Look at Mr. Trump’s nominees for the two most important positions in charge of government healthcare oversight.
1. He has nominated Dr. Tom Price for Secretary of Health and Human Services (HHS). Dr. Price has been a constant and consistent opponent of the PPACA. He has continually introduced his plan for repeal and replace over the last 6 years. The Empowering Patients First Act is the plan for the repeal and replace that embodies Dr. Price’s vision of healthcare reform.
2. He has nominated for Director of the Centers for Medicare and Medicaid Services (CMS) Seema Verma. Ms. Verma, who worked for Vice President-elect Mike Pence, ran the Medicaid program in Indiana, known as the Healthy Indiana Plan (or HIP 2.0). HIP 2.0 requires contributions to a health savings account (HSA) by Medicaid recipients.
Republicans in Congress
Speaker of the House Paul Ryan tasked Chairmen of House Committees responsible for the oversight of health care to develop a plan and present this plan to the American people. The House Republicans’ healthcare reform replacement plan is called “A Better Way.”
1. Medicare will stay virtually “as is”. Payment methodologies will remain in flux with a shift to “Value,” “Quality,” “Outcome,” and “Risk” linked payments. With Dr. Price as Secretary of HHS, hopefully the transition period to a Merit-Based Incentive Payment System (MIPS) and Alternate Payment Methods (APM) will be extended and requirements will be further simplified and improved. Much of the turmoil in Medicare payment methods is a result of the Medicare Modernization and CHIP Reauthorization Act (MACRA), a bipartisan replacement of the Sustained Growth Rate (SGR) methodology promoted by the American Medical Association. MACRA is a separate issue from the PPACA repeal and replace.
2. Medicaid will see a shift from federal government mandates and control to state “block grants” with broad requirements. This will allow states to experiment with different payment and treatment options to cover the eligible population in their states. These would not be “one size fits all” central government plans; rather, each state can determine how it delivers health care to its Medicaid recipients.

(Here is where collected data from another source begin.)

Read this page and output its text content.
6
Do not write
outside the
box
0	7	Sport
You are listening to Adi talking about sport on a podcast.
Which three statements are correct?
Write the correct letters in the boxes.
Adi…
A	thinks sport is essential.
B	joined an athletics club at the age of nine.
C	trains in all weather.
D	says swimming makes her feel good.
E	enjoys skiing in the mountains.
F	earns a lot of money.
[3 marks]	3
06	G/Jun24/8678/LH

3. Commercial (private) insurers
a) Employer and group plans will remain virtually the same.
b) The individual market will gradually change from all federal direct subsidies to a blend of subsidies for low-income and poor recipients and tax credits for others.

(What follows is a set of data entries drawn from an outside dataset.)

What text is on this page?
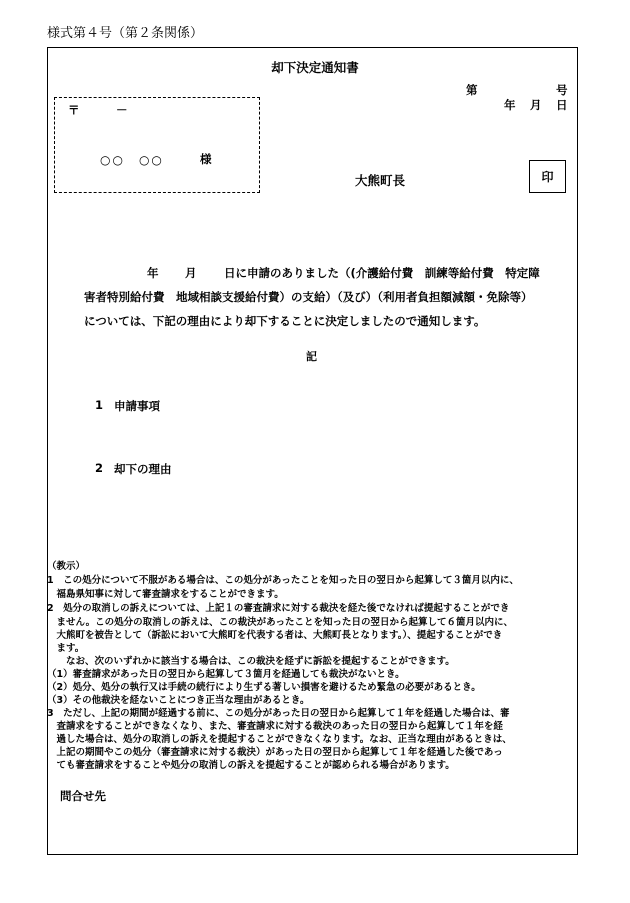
様式第４号（第２条関係）
却下決定通知書
第	号
年 月 日
〒	－
○○　○○	様
大熊町長	印
年 月 日に申請のありました（(介護給付費　訓練等給付費　特定障
害者特別給付費　地域相談支援給付費）の支給）（及び）（利用者負担額減額・免除等）
については、下記の理由により却下することに決定しましたので通知します。
記
1 申請事項
2 却下の理由
（教示）
1　この処分について不服がある場合は、この処分があったことを知った日の翌日から起算して３箇月以内に、
　福島県知事に対して審査請求をすることができます。
2　処分の取消しの訴えについては、上記１の審査請求に対する裁決を経た後でなければ提起することができ
　ません。この処分の取消しの訴えは、この裁決があったことを知った日の翌日から起算して６箇月以内に、
　大熊町を被告として（訴訟において大熊町を代表する者は、大熊町長となります。）、提起することができ
　ます。
　　なお、次のいずれかに該当する場合は、この裁決を経ずに訴訟を提起することができます。
（1）審査請求があった日の翌日から起算して３箇月を経過しても裁決がないとき。
（2）処分、処分の執行又は手続の続行により生ずる著しい損害を避けるため緊急の必要があるとき。
（3）その他裁決を経ないことにつき正当な理由があるとき。
3　ただし、上記の期間が経過する前に、この処分があった日の翌日から起算して１年を経過した場合は、審
　査請求をすることができなくなり、また、審査請求に対する裁決のあった日の翌日から起算して１年を経
　過した場合は、処分の取消しの訴えを提起することができなくなります。なお、正当な理由があるときは、
　上記の期間やこの処分（審査請求に対する裁決）があった日の翌日から起算して１年を経過した後であっ
　ても審査請求をすることや処分の取消しの訴えを提起することが認められる場合があります。
問合せ先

c) Health plans will be sold across state lines. This will supposedly allow for more competition and allow more plans in each state. Presently, many insurers are pulling out of the individual market leaving many with no options, one option, or very limited insurance options.

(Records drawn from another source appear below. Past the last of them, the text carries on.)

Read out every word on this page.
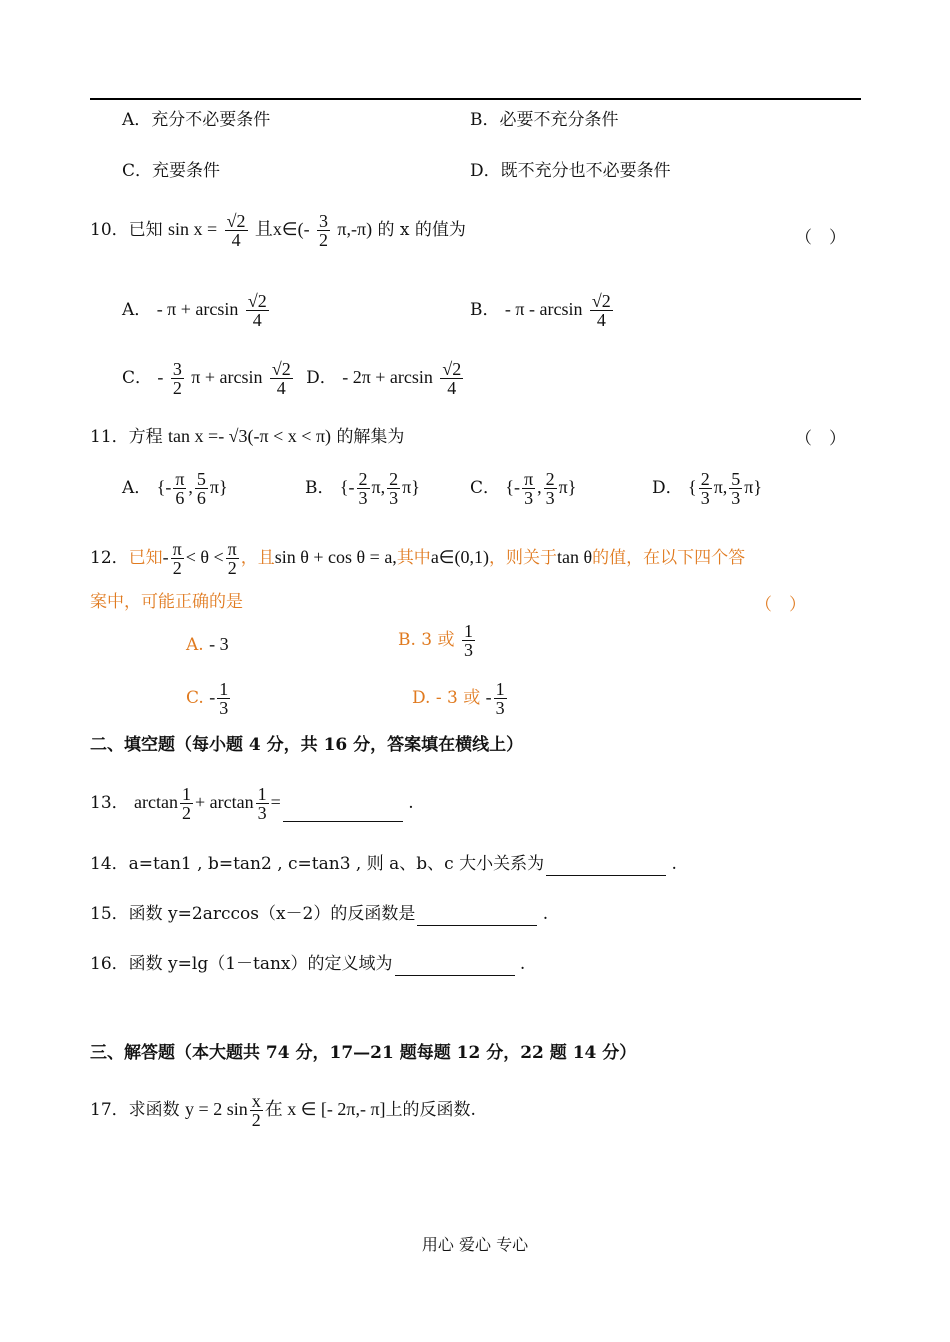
A．充分不必要条件	B．必要不充分条件
C．充要条件	D．既不充分也不必要条件
10．已知 $\sin x = \frac{√2}{4}$ 且x∈(- $\frac{3}{2} \pi,-\pi$) 的 x 的值为	（　）
A． - $\pi + \arcsin \frac{√2}{4}$	B． - π - $\arcsin \frac{√2}{4}$
C． - $\frac{3}{2}$ $\pi + \arcsin \frac{√2}{4}$ D． - $2\pi + \arcsin \frac{√2}{4}$
11．方程 tan x =- √3(-π < x < π) 的解集为	（　）
A． {- $\frac{\pi}{6}$ , $\frac{5}{6} \pi$}	B． {- $\frac{2}{3} \pi$, $\frac{2}{3} \pi$}	C． {- $\frac{\pi}{3}$ , $\frac{2}{3} \pi$}	D． { $\frac{2}{3} \pi$, $\frac{5}{3} \pi$}
12．已知- $\frac{\pi}{2} < \theta < \frac{\pi}{2}$ ，且sin θ + cos θ = a,其中a∈(0,1)，则关于tan θ的值，在以下四个答
案中，可能正确的是	（　）
A. - 3	B. 3 或 $\frac{1}{3}$
C. - $\frac{1}{3}$	D. - 3 或 - $\frac{1}{3}$
二、填空题（每小题 4 分，共 16 分，答案填在横线上）
13． $\arctan \frac{1}{2} + \arctan \frac{1}{3}$ =	.
14．a=tan1 , b=tan2 , c=tan3 , 则 a、b、c 大小关系为	.
15．函数 y=2arccos（x－2）的反函数是	.
16．函数 y=lg（1－tanx）的定义域为	.
三、解答题（本大题共 74 分，17—21 题每题 12 分，22 题 14 分）
17．求函数 y = 2 $\sin \frac{x}{2}$ 在 x ∈ [- 2π,- π]上的反函数.
用心 爱心 专心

The one thing that you can count on is every single special interest group will have its opinion on the PPACA repeal and replace. Everyone will be looking out for themselves and bemoan the largesse they negotiated in the PPACA. The sky is falling everywhere for these special interests, and you will hear them all. The media will make sure every negative possibility and potential pitfall are exaggerated to their fullest. I encourage you to take a deep breath and relax. I also ask that you please let us know what you want to hear about and we will try to explore the possibilities.